Dive Brief:
- MilliporeSigma will manufacture viral vectors for bluebird bio Inc.'s pipeline candidates through a new multi-year commercial supply agreement.
- Neither company disclosed much about the agreement, other than it focuses on producing lentiviral vectors for bluebird's rare disease gene therapies. The biotech has entered a couple manufacturing deals in the past for its investigational drugs Lenti-D and LentiGlobin, though they were for relatively small amounts of money.
- The new contract comes about a month and a half after bluebird announced that manufacturing changes to the LentiGlobin production process initiated last year have lead to noteworthy increases in the treatment's potency. Three trials testing the drug in patients with sickle cell disease or beta thalassemia are currently enrolling.
Dive Insight:
With bluebird's treatments progressing through the clinic, the company faces the daunting task of not only providing investigators with enough material to conduct their advanced trials, but showing it can create a commercial supply as well.

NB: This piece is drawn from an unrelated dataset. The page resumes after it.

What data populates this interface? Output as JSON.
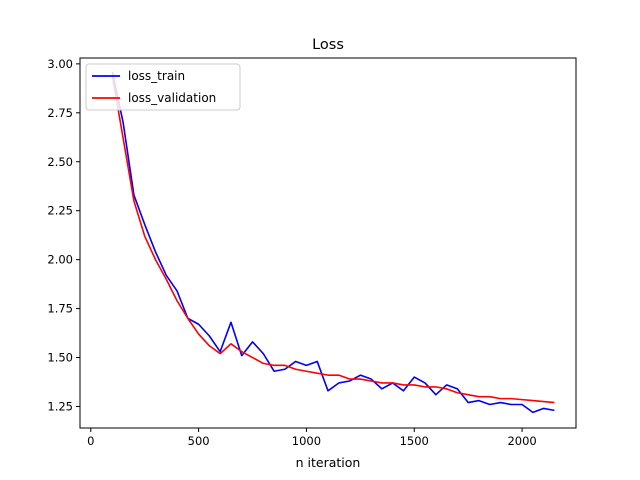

The Massachusetts-based drugmaker has made a couple big strides to that end over the last year or so. In addition to the LentiGlobin manufacturing changes, bluebird in November acquired a 125,000-square foot manufacturing facility in Durham, North Carolina that will make lentiviral vectors its gene and cell therapies once validated.
Within that announcement, bluebird also said it had inked multi-year partnerships in the U.S. and Europe with Brammer Bio, Novasep and and MilliporeSigma.
In spite of those developments, bluebird continues to rely completely on third party players to do its manufacturing.
And even once it brings some capabilities in-house, it will still have to overcome the innate difficulties associated with gene therapy production.
"Gene therapy involves the delivery of genetic material into patient cells to produce a therapeutic effect such as correction of a mutated gene or retargeting of an immune cell to fight cancer. To create personalized therapy products, genes are delivered into immune cells using viral vectors like the ones manufactured by MilliporeSigma," the contract manufacturing organization said in a Wednesday statement.
bluebird spent $180.5 million on R&D during the first nine months of 2017, up more than 22% from the same period a year prior. Manufacturing expenses grew by $18 million between the two periods.